N Queens
N Queens problem with GA in python
A n*n grid with n queens placed on it in separate rows as follows:
| No | 1 | 2 | 3 | 4 | 5 |
|---|---|---|---|---|---|
| 1 | - | Q | - | - | - |
| 2 | - | - | - | - | Q |
| 3 | - | - | Q | - | - |
| 4 | Q | - | - | - | - |
| 5 | - | - | - | Q | - |
is represented as a one-dimensional array as: [2, 5, 3, 1, 5]
Where the jth value represents in which column the queen is placed in jth row.
With this representation we are eliminating the possibility of placing two queens in a row. All such states would definitely not be the goal state.

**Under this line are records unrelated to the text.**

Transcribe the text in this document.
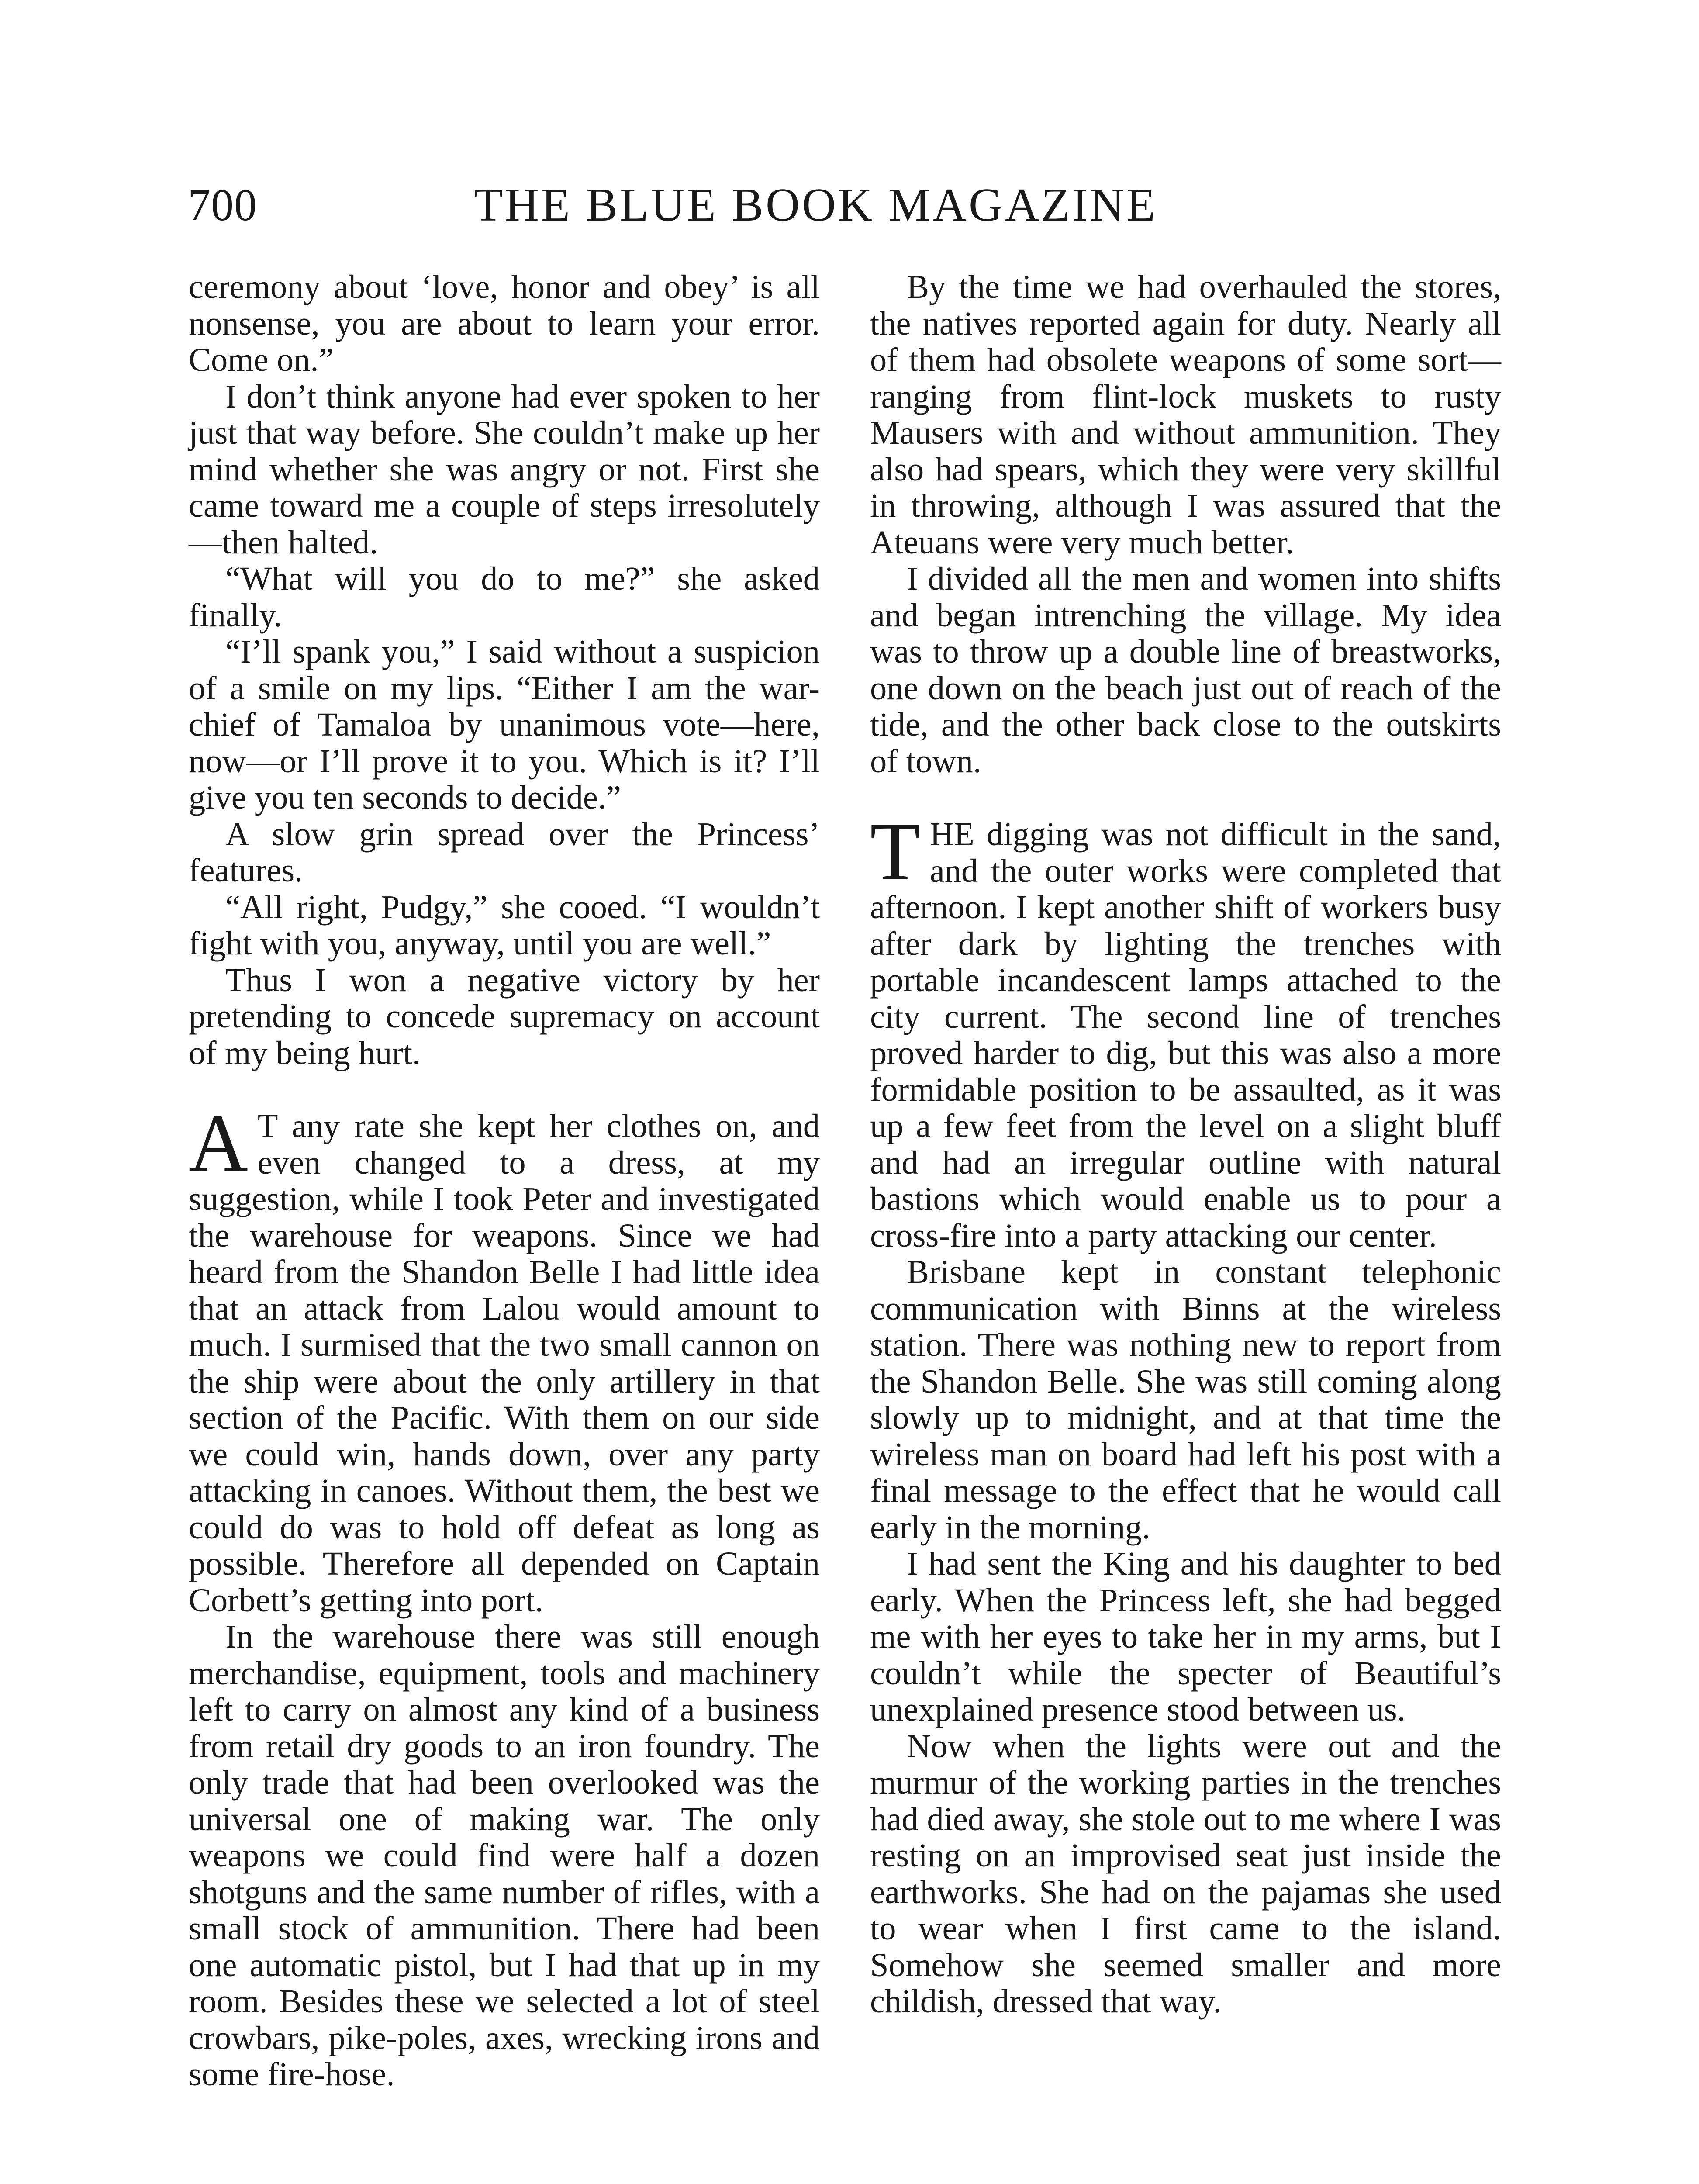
700	THE BLUE BOOK MAGAZINE

ceremony about ‘love, honor and obey’ is all nonsense, you are about to learn your error. Come on.”

I don’t think anyone had ever spoken to her just that way before. She couldn’t make up her mind whether she was angry or not. First she came toward me a couple of steps irresolutely—then halted.

“What will you do to me?” she asked finally.

“I’ll spank you,” I said without a suspicion of a smile on my lips. “Either I am the war-chief of Tamaloa by unanimous vote—here, now—or I’ll prove it to you. Which is it? I’ll give you ten seconds to decide.”

A slow grin spread over the Princess’ features.

“All right, Pudgy,” she cooed. “I wouldn’t fight with you, anyway, until you are well.”

Thus I won a negative victory by her pretending to concede supremacy on account of my being hurt.

A T any rate she kept her clothes on, and even changed to a dress, at my suggestion, while I took Peter and investigated the warehouse for weapons. Since we had heard from the Shandon Belle I had little idea that an attack from Lalou would amount to much. I surmised that the two small cannon on the ship were about the only artillery in that section of the Pacific. With them on our side we could win, hands down, over any party attacking in canoes. Without them, the best we could do was to hold off defeat as long as possible. Therefore all depended on Captain Corbett’s getting into port.

In the warehouse there was still enough merchandise, equipment, tools and machinery left to carry on almost any kind of a business from retail dry goods to an iron foundry. The only trade that had been overlooked was the universal one of making war. The only weapons we could find were half a dozen shotguns and the same number of rifles, with a small stock of ammunition. There had been one automatic pistol, but I had that up in my room. Besides these we selected a lot of steel crowbars, pike-poles, axes, wrecking irons and some fire-hose.

By the time we had overhauled the stores, the natives reported again for duty. Nearly all of them had obsolete weapons of some sort—ranging from flint-lock muskets to rusty Mausers with and without ammunition. They also had spears, which they were very skillful in throwing, although I was assured that the Ateuans were very much better.

I divided all the men and women into shifts and began intrenching the village. My idea was to throw up a double line of breastworks, one down on the beach just out of reach of the tide, and the other back close to the outskirts of town.

THE digging was not difficult in the sand, and the outer works were completed that afternoon. I kept another shift of workers busy after dark by lighting the trenches with portable incandescent lamps attached to the city current. The second line of trenches proved harder to dig, but this was also a more formidable position to be assaulted, as it was up a few feet from the level on a slight bluff and had an irregular outline with natural bastions which would enable us to pour a cross-fire into a party attacking our center.

Brisbane kept in constant telephonic communication with Binns at the wireless station. There was nothing new to report from the Shandon Belle. She was still coming along slowly up to midnight, and at that time the wireless man on board had left his post with a final message to the effect that he would call early in the morning.

I had sent the King and his daughter to bed early. When the Princess left, she had begged me with her eyes to take her in my arms, but I couldn’t while the specter of Beautiful’s unexplained presence stood between us.

Now when the lights were out and the murmur of the working parties in the trenches had died away, she stole out to me where I was resting on an improvised seat just inside the earthworks. She had on the pajamas she used to wear when I first came to the island. Somehow she seemed smaller and more childish, dressed that way.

Goal State: 1Dimensional orientation of a n*n grid where no queens attack each other.
Variables:
- n: represents the size of the grid
- pop_limit: represents size of population
- generations: number of generations to compute, if stopping criterion is limited to this way
- top_best: number of fittest survivors to select from population
- random_offspring_lim: number of iterations after which a random population should be added to avoid a local optimal solution
- queenpop: population set of chromosomes
- queenspace: list of tuples with first element as the chromosome and second element as the fitness value of the chromosome.
- mutation_probability: Probability with which mutation will occur in a child.
- biasing_value: The value defines how much genes of a child will be biased toward a parent. Ranging from [1, biasing_value] the child will inherit 50% - 90% of a parent’s traits.
Methodology:
- Gene(g): Position of a queen in a row. g∈[1,n]
- Chromosome(c): 1 dimensional array representing the state of a n*n grid, as stated in assumptions.
- Stop Criterion: a) Number of generations. b) Till goal state is reached
- Duplicates: Absolutely no duplicates allowed.
- Initial Population: A population limit of pop_limit is placed in queenpop and respective fitness values are computed and queenspace is finally populated.
- Fitness Function: Total number of queens under attack is used as a fitness function. Value 0 is at goal states, a smaller value is more desirable.
- Selection: Top top_best elements are chosen from a sorted (fitness value based) queenspace, and rest are discarded.
- Crossover: Two random parents are selected from individuals that survived selection. Child will have crossed over genes from both these parents. Genes will be biased towards one parent or the other as described in biasing_value definition.
- Mutation: With a chance of mutation_probability, the child can have a random gene mutated by a random value ranging from [0, n-1]
| Value of n | Time taken to find solution (seconds) | Generations |
|---|---|---|
| 4 | 0.00298 | 0 |
| 8 | 0.12294 | 5 |
| 16 | 0.97943 | 210 |
| 32 | 9.41359 | 891 |
| 64 | 53.85712671279907 | 1254 |
Time Complexity:
- Fitness function computes number of clashing queens in O(n) time.
- initialize(): takes O(n*pop_limit) time, i.e. quadratic One of the cost heavy function is initialize, which is called at the start and at random offspring generation. The function is computation heavy and generation halts at intervals of random offspring generation.
Space Complexity:
- Fitness function requires O(n) storage.
- genetic(): requires O(pop_limit) space at best. This is linear as well.